Two invented sonnet forms were found in Pathways for a Poet by Viola Berg 1977. This book was written for teachers with contributions by teachers. The various forms were offered as learning exercises.
• The LuVailean Sonnet alternates pentameter and dimeter lines and finishes with a heroic couplet. It invented by Lyra LuVaile.

The LuVailean Sonnet is:
○ a quatorzain made up of 7 couplets.
○ metered, iambic – 6 couplets of alternating pentameter and dimeter lines and ending with a heroic couplet (rhymed iambic pentameter).
○ rhymed, rhyme scheme ababcdcdefefgg.

Pasted from http://www.poetrymagnumopus.com/index.php?showtopic=1849#lu
My thanks to Judi Van Gorder for years of work on this fine PMO resource.

My example

Poor Health Costs (LuVailean Sonnet)

Most every life is filled with highs and lows;
expect no less.
But only when your health has been deposed
is life a mess.
The costs, unless you’re in the upper class
will change your life
by draining wealth you’ve managed to amass;
it grieves your wife.
The little things like taking her to dine
you must forego.
I’d never thought this outcome would be mine;
But now it’s so.
And yet each day the love my wife provides
is constant, and she makes me laugh besides.

© Lawrencealot – March 13, 2015

Visual template

LuVailean Sonnet

Multidirectional Sonnet

I first saw this form or treatment by Mary Lou Healy on Allpoetry.com.
It is not a form it is a technique requiring skill and talent that can be applied to any existing sonnet form.

The sonnet makes sense read first line to last or last line to first.

Example Poem:

The Hand of Time

Whose face is this within my looking glass?
Someone appears with age-etched lines…I ask,
How do the seasons thus so swiftly pass?
I must have drunk from some enchanted flask!

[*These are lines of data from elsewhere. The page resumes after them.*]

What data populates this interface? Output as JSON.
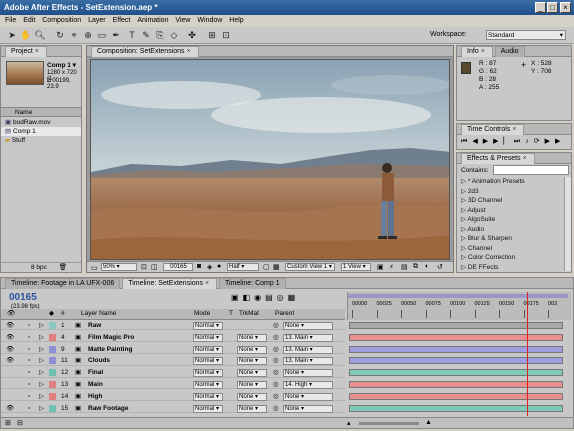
{
  "window": {
    "title": "Adobe After Effects - SetExtension.aep *"
  },
  "menu": [
    "File",
    "Edit",
    "Composition",
    "Layer",
    "Effect",
    "Animation",
    "View",
    "Window",
    "Help"
  ],
  "toolbar": {
    "workspace_label": "Workspace:",
    "workspace_value": "Standard"
  },
  "project": {
    "tab": "Project",
    "selected_name": "Comp 1 ▾",
    "selected_dims": "1280 x 720 (1",
    "selected_dur": "Δ 00199, 23.9",
    "column_name": "Name",
    "items": [
      {
        "label": "budRaw.mov",
        "kind": "footage"
      },
      {
        "label": "Comp 1",
        "kind": "comp"
      },
      {
        "label": "Stuff",
        "kind": "folder"
      }
    ],
    "bpc": "8 bpc"
  },
  "composition": {
    "tab": "Composition: SetExtensions",
    "zoom": "50%",
    "timecode": "00165",
    "resolution": "Half",
    "view": "Custom View 1",
    "views": "1 View"
  },
  "info": {
    "tabs": [
      "Info",
      "Audio"
    ],
    "r": "R : 87",
    "g": "G : 62",
    "b": "B : 28",
    "a": "A : 255",
    "x": "X : 528",
    "y": "Y : 708",
    "swatch": "#574a2c"
  },
  "time_controls": {
    "tab": "Time Controls"
  },
  "effects": {
    "tab": "Effects & Presets",
    "contains_label": "Contains:",
    "items": [
      "* Animation Presets",
      "2d3",
      "3D Channel",
      "Adjust",
      "AlgoSuite",
      "Audio",
      "Blur & Sharpen",
      "Channel",
      "Color Correction",
      "DE FFects"
    ]
  },
  "timeline": {
    "tabs": [
      "Timeline: Footage in LA UFX-006",
      "Timeline: SetExtensions",
      "Timeline: Comp 1"
    ],
    "timecode": "00165",
    "fps": "(23.98 fps)",
    "columns": {
      "num": "#",
      "layer_name": "Layer Name",
      "mode": "Mode",
      "t": "T",
      "trkmat": "TrkMat",
      "parent": "Parent"
    },
    "ruler": [
      "00000",
      "00025",
      "00050",
      "00075",
      "00100",
      "00125",
      "00150",
      "00175",
      "002"
    ],
    "playhead_fraction": 0.82,
    "layers": [
      {
        "num": "1",
        "name": "Raw",
        "mode": "Normal",
        "trkmat": "",
        "parent": "None",
        "color": "#8ac8c0",
        "bar": "#a8a8a8",
        "eye": true
      },
      {
        "num": "4",
        "name": "Film Magic Pro",
        "mode": "Normal",
        "trkmat": "None",
        "parent": "13. Main",
        "color": "#e08080",
        "bar": "#e89090",
        "eye": true
      },
      {
        "num": "9",
        "name": "Matte Painting",
        "mode": "Normal",
        "trkmat": "None",
        "parent": "13. Main",
        "color": "#9090d8",
        "bar": "#9e9ee0",
        "eye": true
      },
      {
        "num": "11",
        "name": "Clouds",
        "mode": "Normal",
        "trkmat": "None",
        "parent": "13. Main",
        "color": "#9090d8",
        "bar": "#9e9ee0",
        "eye": true
      },
      {
        "num": "12",
        "name": "Final",
        "mode": "Normal",
        "trkmat": "None",
        "parent": "None",
        "color": "#70c0b0",
        "bar": "#80c8b8",
        "eye": false
      },
      {
        "num": "13",
        "name": "Main",
        "mode": "Normal",
        "trkmat": "None",
        "parent": "14. High",
        "color": "#e08080",
        "bar": "#e89090",
        "eye": false
      },
      {
        "num": "14",
        "name": "High",
        "mode": "Normal",
        "trkmat": "None",
        "parent": "None",
        "color": "#e08080",
        "bar": "#e89090",
        "eye": false
      },
      {
        "num": "15",
        "name": "Raw Footage",
        "mode": "Normal",
        "trkmat": "None",
        "parent": "None",
        "color": "#70c0b0",
        "bar": "#80c8b8",
        "eye": true
      }
    ]
  }
}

Oh, I remember when all things were new.
They once shone out in future’s ardent glow
It seems my days have dwindled to a few
When did my certain step become so slow?

Buds have blossomed, blown and gone to dust.
Leaves have greened and burned and fallen, all
As nature’s children, living beings must.
Too soon, we heed that urgent beckoning call.

The hand of time will find and gently touch
All things we’ve grown to love so very much.